I think that part of the great appeal of Mormonism is its promise to help us approach the real. The notions of continuing revelation or of a great plan of happiness that underlies human endeavor feel like glimpses outside the cave. We are stuck in our room, where the trivial is given undue importance and the difference between real and television seems to be coming undone. Mormonism (and religion in general) gives us a means for distinguishing the real, a way to put the objects in our life into perspective.

I’ve heard so many testimonies regarding how Mormonism gave folks answers they couldn’t find elsewhere. Even though I sometimes find slightly different answers, the method rings true. We are here, in the church, because it is a vehicle for finding, acknowledging, and living in accordance with what we consider to be real, or true.

Of course, there is a danger here. There always is. While everyone loves the allegory of the cave, no-one likes to think that they are still in there. And assuming that you’ve left, when you haven’t, is a sure-fire path to trouble. Joseph Smith told us that knowledge and truth were relegated to spheres, and spheres within spheres. At best, we catch occasional glimpses of the sunlight through the smoke in the cave. But those moments of enlightenment are what drive people to Mormonism. They are what drives us to anything at all.

Comments

  1. observer (fka eric s) says:

    i’ve always wondered how one can know whether they have left the cave. i’m beginning to think that at least one test is the ability to laugh at one’s self.

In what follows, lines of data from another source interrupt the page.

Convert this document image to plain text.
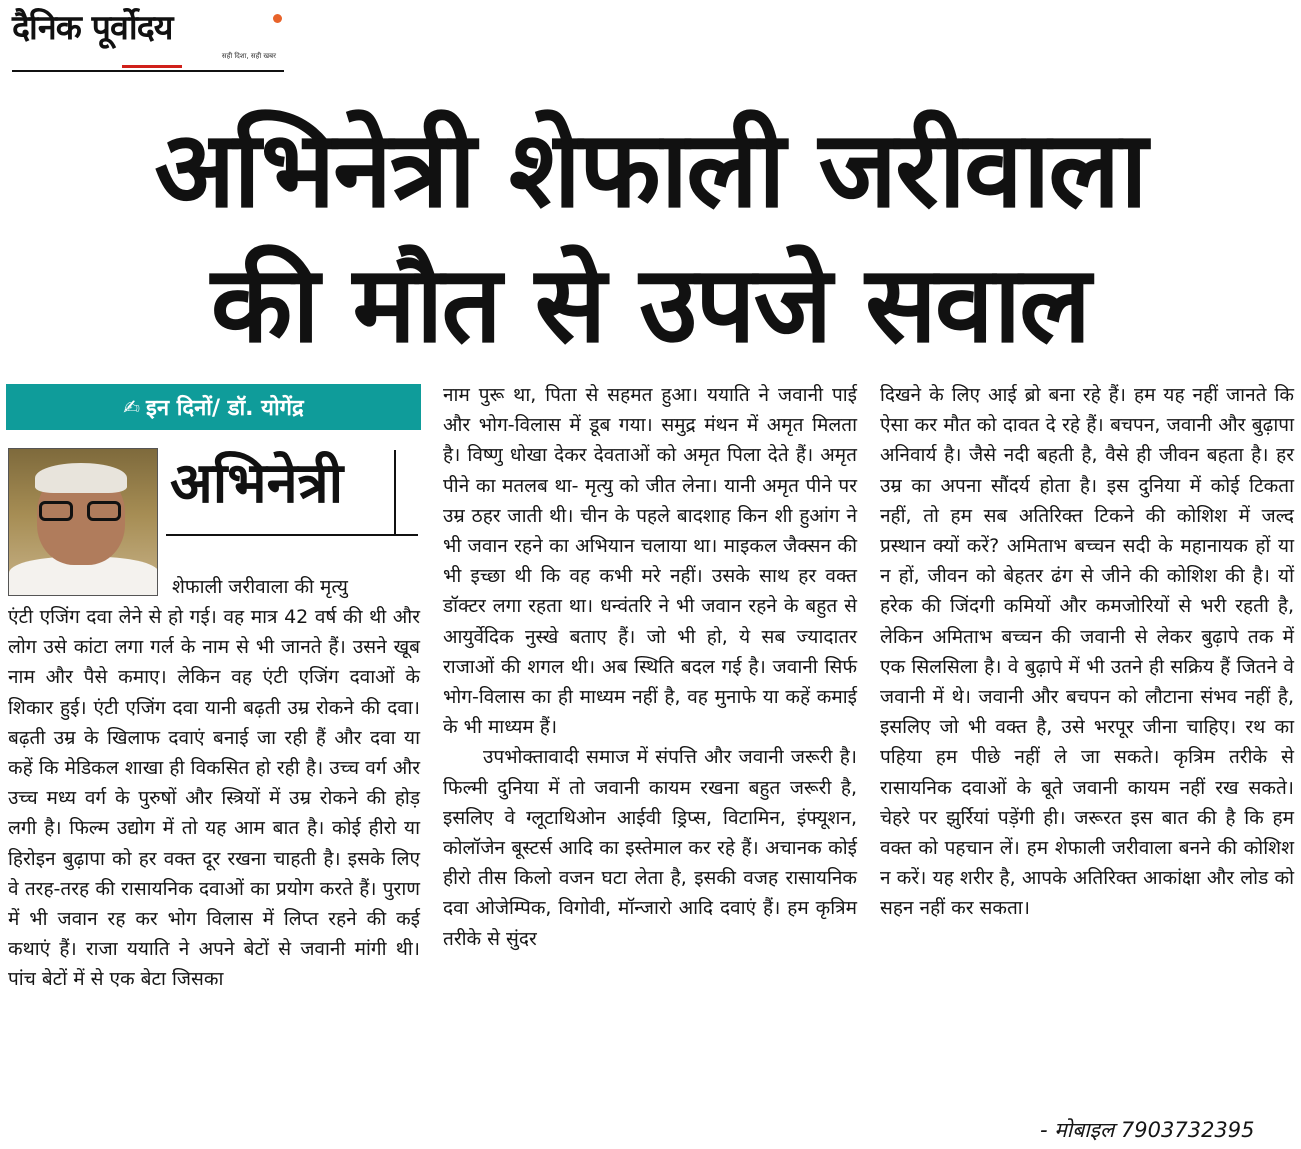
दैनिक पूर्वोदय
सही दिशा, सही खबर
अभिनेत्री शेफाली जरीवाला
की मौत से उपजे सवाल
✍ इन दिनों/ डॉ. योगेंद्र
अभिनेत्री

शेफाली जरीवाला की मृत्यु

एंटी एजिंग दवा लेने से हो गई। वह मात्र 42 वर्ष की थी और लोग उसे कांटा लगा गर्ल के नाम से भी जानते हैं। उसने खूब नाम और पैसे कमाए। लेकिन वह एंटी एजिंग दवाओं के शिकार हुई। एंटी एजिंग दवा यानी बढ़ती उम्र रोकने की दवा। बढ़ती उम्र के खिलाफ दवाएं बनाई जा रही हैं और दवा या कहें कि मेडिकल शाखा ही विकसित हो रही है। उच्च वर्ग और उच्च मध्य वर्ग के पुरुषों और स्त्रियों में उम्र रोकने की होड़ लगी है। फिल्म उद्योग में तो यह आम बात है। कोई हीरो या हिरोइन बुढ़ापा को हर वक्त दूर रखना चाहती है। इसके लिए वे तरह-तरह की रासायनिक दवाओं का प्रयोग करते हैं। पुराण में भी जवान रह कर भोग विलास में लिप्त रहने की कई कथाएं हैं। राजा ययाति ने अपने बेटों से जवानी मांगी थी। पांच बेटों में से एक बेटा जिसका

नाम पुरू था, पिता से सहमत हुआ। ययाति ने जवानी पाई और भोग-विलास में डूब गया। समुद्र मंथन में अमृत मिलता है। विष्णु धोखा देकर देवताओं को अमृत पिला देते हैं। अमृत पीने का मतलब था- मृत्यु को जीत लेना। यानी अमृत पीने पर उम्र ठहर जाती थी। चीन के पहले बादशाह किन शी हुआंग ने भी जवान रहने का अभियान चलाया था। माइकल जैक्सन की भी इच्छा थी कि वह कभी मरे नहीं। उसके साथ हर वक्त डॉक्टर लगा रहता था। धन्वंतरि ने भी जवान रहने के बहुत से आयुर्वेदिक नुस्खे बताए हैं। जो भी हो, ये सब ज्यादातर राजाओं की शगल थी। अब स्थिति बदल गई है। जवानी सिर्फ भोग-विलास का ही माध्यम नहीं है, वह मुनाफे या कहें कमाई के भी माध्यम हैं।

उपभोक्तावादी समाज में संपत्ति और जवानी जरूरी है। फिल्मी दुनिया में तो जवानी कायम रखना बहुत जरूरी है, इसलिए वे ग्लूटाथिओन आईवी ड्रिप्स, विटामिन, इंफ्यूशन, कोलॉजेन बूस्टर्स आदि का इस्तेमाल कर रहे हैं। अचानक कोई हीरो तीस किलो वजन घटा लेता है, इसकी वजह रासायनिक दवा ओजेम्पिक, विगोवी, मॉन्जारो आदि दवाएं हैं। हम कृत्रिम तरीके से सुंदर

दिखने के लिए आई ब्रो बना रहे हैं। हम यह नहीं जानते कि ऐसा कर मौत को दावत दे रहे हैं। बचपन, जवानी और बुढ़ापा अनिवार्य है। जैसे नदी बहती है, वैसे ही जीवन बहता है। हर उम्र का अपना सौंदर्य होता है। इस दुनिया में कोई टिकता नहीं, तो हम सब अतिरिक्त टिकने की कोशिश में जल्द प्रस्थान क्यों करें? अमिताभ बच्चन सदी के महानायक हों या न हों, जीवन को बेहतर ढंग से जीने की कोशिश की है। यों हरेक की जिंदगी कमियों और कमजोरियों से भरी रहती है, लेकिन अमिताभ बच्चन की जवानी से लेकर बुढ़ापे तक में एक सिलसिला है। वे बुढ़ापे में भी उतने ही सक्रिय हैं जितने वे जवानी में थे। जवानी और बचपन को लौटाना संभव नहीं है, इसलिए जो भी वक्त है, उसे भरपूर जीना चाहिए। रथ का पहिया हम पीछे नहीं ले जा सकते। कृत्रिम तरीके से रासायनिक दवाओं के बूते जवानी कायम नहीं रख सकते। चेहरे पर झुर्रियां पड़ेंगी ही। जरूरत इस बात की है कि हम वक्त को पहचान लें। हम शेफाली जरीवाला बनने की कोशिश न करें। यह शरीर है, आपके अतिरिक्त आकांक्षा और लोड को सहन नहीं कर सकता।

- मोबाइल 7903732395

  2. I think there are strong comparisons here (if I may develop your metaphor) between the tendency for the child to identify the rug as ‘Rug’ and the tendency to identify the truth with ‘Truth’. Additionally there is always that challenge of recognising the light if our faces are permanent turned away from it; perhaps the reflected glimpses of the TV are a good comparison to problems the child experiences in distinguishing between fantasy/reality.

    On a different note, having read the book just after Christmas, a number of other themes emerged for me and so I appreciate this additional perspective. I won’t say what they are for fear of spoiling it for others but it is an interesting book.

  3. “at least one test is the ability to laugh at one’s self.”
    That sounds like an apology for mocking others and justifying your presumably preferences with an air of moral authority. In other words, just another blog comment ;)

    So I’ll have my own go at it. I’d like to think the test of finding out whether you’re in the cave or not, is not the ability to laugh at yourself, but rather the ability to lose yourself in the service of God and your fellow (wo)man. The times when I have found I am not doing that, I’m living within the constructs (caves) created by this world.

    Of course in fairness, you might also say I’m choosing to living within a different cave by doing so. But I’d argue, perhaps the only way to “leave the cave” is by actively focusing my life on others.

  4. Steve Evans says:

    Any reference to Cave Dwellers is worth it.

  5. I think that part of the point of Plato’s cave . . . and of the gospel, for that matter . . . is that you are never completely out of the cave.

    Like the above concept, we live in spheres within spheres of reality. There is always, in this life at least, another sphere. And even if we’re outside of more spheres than our neighbor, the difference is still rather slight in the long run.

  6. The most I can tell you about Cave Dwellers deals with three shadows in front of the screen that make fun of the movie of the same name starring Miles O’Keefe.

  7. Dave P. : Thumbs up!

  8. Mostimportantly says:

    Loved “Room”. Something that interested me even more (when taken in a gospel context) was not just that the narrator thought “Room” was the world, but that Ma constructed this reality for him to spare him the pain of missing the real world. Too much of a spoiler? Anyway, this may be the opposite of the cave dwellers line of thinking, but it offers another perspective on the veil.